I will never forget the jumble of emotions that I experienced when I was first diagnosed with breast cancer. In a distant way, I knew that I was now facing a life-threatening illness, but foremost in my mind was the immediate practical implications. In addition to dread at the idea of losing my hair, I was devastated at the effect that the diagnosis would have on my career. At the time, I was working towards my next promotion and I felt that I was poised to achieve it. I was ready to work hard that year, be a genius and impress the hell out of my management staff, but cancer completely turned those plans upside down.

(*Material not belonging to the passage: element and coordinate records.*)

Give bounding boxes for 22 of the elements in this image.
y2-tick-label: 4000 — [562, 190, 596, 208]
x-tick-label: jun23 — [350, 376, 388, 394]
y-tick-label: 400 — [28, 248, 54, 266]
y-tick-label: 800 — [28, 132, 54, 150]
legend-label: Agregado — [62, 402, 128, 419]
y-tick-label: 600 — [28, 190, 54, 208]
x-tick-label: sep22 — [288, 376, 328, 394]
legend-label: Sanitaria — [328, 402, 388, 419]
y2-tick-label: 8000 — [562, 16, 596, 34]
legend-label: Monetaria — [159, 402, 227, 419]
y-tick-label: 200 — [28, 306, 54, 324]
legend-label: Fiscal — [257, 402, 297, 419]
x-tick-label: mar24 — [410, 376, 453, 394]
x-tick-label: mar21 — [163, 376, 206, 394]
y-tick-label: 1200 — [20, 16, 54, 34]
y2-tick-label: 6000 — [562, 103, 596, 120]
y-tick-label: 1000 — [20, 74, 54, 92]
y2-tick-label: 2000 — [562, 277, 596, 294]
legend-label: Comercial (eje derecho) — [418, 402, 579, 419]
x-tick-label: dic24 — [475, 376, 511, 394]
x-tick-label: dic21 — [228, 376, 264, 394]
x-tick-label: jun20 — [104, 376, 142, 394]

Since I was old enough, I have always had a job. Before college, I would do anything…clean horse stalls, work at a pet store, manage a video store, clean houses, or clerk at a law firm…to name a few. After I got my college degree, I immediately launched into a career position in my chosen field. Three years later, I changed career direction and joined with a new company, but I never lost the drive to keep achieving the next level in my career. I was never afraid to make career-altering decisions when the time came to make them. In my most stressful moments, I fantasized about being able to resign and live a simpler life, but I never seriously considered it. My career was the one aspect of my life that was all me. At my job, I wasn’t a mother, a wife, a daughter, etc… I was just me, being judged almost entirely on my own merits. I wasn’t always passionate about the work itself, but I was always passionate about being good at it.
Enter a breast cancer diagnosis. In the early weeks of the diagnosis, I believed that I would go through treatment…probably a year’s worth and then pick up where I left off relative to my life and my career. I was focused on the immediacy of the situation and although I knew intellectually that I could die of the disease, I never really related to that concept. However, once I learned of the late stage of my cancer diagnosis and began to absorb the fact that I could no longer be cured, my perspective finally began to change. My concerns about my career started to seem very trivial when weighed against the fact that I was statistically expected to die within a few years. I needed to shift from being a person who always worked toward the long term plan to one that lived in the moment.
The transition was not easy. My employers were very generous in giving me the support and the time I needed to focus on treatment. By policy, they kept a position open for me for a year. However, they did much more than that…they kept my office open the entire time, gave me constant support and reassurance that my presence was sorely missed, and made sure that I knew that I would come back to open arms should I choose to do so. In the end, however, I did not think it would be possible to continue working full time in light of the physical considerations (side effects and the like) that I was facing with a lifetime of ongoing cancer treatment ahead of me. I also did not think I could manage the stress and mental aspects of my career along with the stress and mental aspects of cancer. I held off on verbalizing the decision until I absolutely had to and the day I officially let go of my career was one of the hardest for me.
So now, I am officially “retired”. I still miss certain aspects of my work life. The people I worked with were very much like a family to me and I miss the daily comradery we had. I also miss the excitement of opportunity…new projects, new responsibilities, new company goals, etc. (I used to think of it as “the hunt”). However…I still keep in touch with my friends at work and live vicariously through their careers when I need to. It is not the same but it works for me, and the more time that passes, the less I feel drawn to that life. I never have a shortage of things to keep me busy and I am able to devote the time I need to the things I have chosen to prioritize…managing my illness and spending time with those I love. I now have the time to be present in my life and create my own opportunities. This can mean different things to different people…but for me it means less planning and more doing. There is peace in knowing that despite the uncertainty of my future, I have taken control of my present and am living life on my own terms.